A minister, who claimed that he is living on his wife’s salary and on the generosity of the party faithfuls, seems to have been able to build a three-storey house in a suburb of Colombo. He claims that when he made that statement, his father was alive but has since died and he has inherited everything as he is the only son! What a shame that Marxists do not believe in sharing the family wealth with sisters? Though the opposite may be true, his explanation that he was able to build a house in Colombo by selling the land in Anuradhapura rings hollow!

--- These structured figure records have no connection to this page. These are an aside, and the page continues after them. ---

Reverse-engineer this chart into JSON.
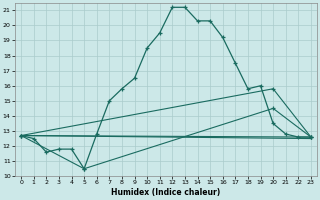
{
  "xlabel": "Humidex (Indice chaleur)",
  "background_color": "#cce8e8",
  "grid_color": "#aacccc",
  "line_color": "#1a6b60",
  "xlim": [
    -0.5,
    23.5
  ],
  "ylim": [
    10,
    21.5
  ],
  "yticks": [
    10,
    11,
    12,
    13,
    14,
    15,
    16,
    17,
    18,
    19,
    20,
    21
  ],
  "xticks": [
    0,
    1,
    2,
    3,
    4,
    5,
    6,
    7,
    8,
    9,
    10,
    11,
    12,
    13,
    14,
    15,
    16,
    17,
    18,
    19,
    20,
    21,
    22,
    23
  ],
  "line1_x": [
    0,
    1,
    2,
    3,
    4,
    5,
    6,
    7,
    8,
    9,
    10,
    11,
    12,
    13,
    14,
    15,
    16,
    17,
    18,
    19,
    20,
    21,
    22,
    23
  ],
  "line1_y": [
    12.7,
    12.5,
    11.6,
    11.8,
    11.8,
    10.5,
    12.8,
    15.0,
    15.8,
    16.5,
    18.5,
    19.5,
    21.2,
    21.2,
    20.3,
    20.3,
    19.2,
    17.5,
    15.8,
    16.0,
    13.5,
    12.8,
    12.6,
    12.6
  ],
  "line2_x": [
    0,
    23
  ],
  "line2_y": [
    12.7,
    12.6
  ],
  "line3_x": [
    0,
    5,
    20,
    23
  ],
  "line3_y": [
    12.7,
    10.5,
    14.5,
    12.6
  ],
  "line4_x": [
    0,
    23
  ],
  "line4_y": [
    12.7,
    12.5
  ],
  "line5_x": [
    0,
    20,
    23
  ],
  "line5_y": [
    12.7,
    15.8,
    12.6
  ]
}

The worst of all was the coal scam which would have long lasting consequences on our economy. I do not have to go into details as much has been written about this but wish to point out AKD’s role. In spite of ex-minister Kumara Jayakody being indicted by CIABOC, AKD continued to give unstinted support till it became pretty obvious that he had to go. In fact, he is being charged with an offence which was committed whilst he was serving the Ceylon Fertilizer Company which was under the purview of, guess who? AKD when he was the Minister of Agriculture.

Devastating report from the Auditor General,before Jayakody’s resignation, would not have happened if AKD had his way. He attempted a number of times to get one of his henchmen appointed to this coveted post, overlooking those experienced officers in the department. AKD’s political machinations were thwarted thanks to the integrity of some members of the Constitution Council. If not for them, AKD’s nominee would have been in post and, perhaps, his friend Jayakody would still be the minister.

Malimawa seems to have beaten Yahapalanaya rather than being the second!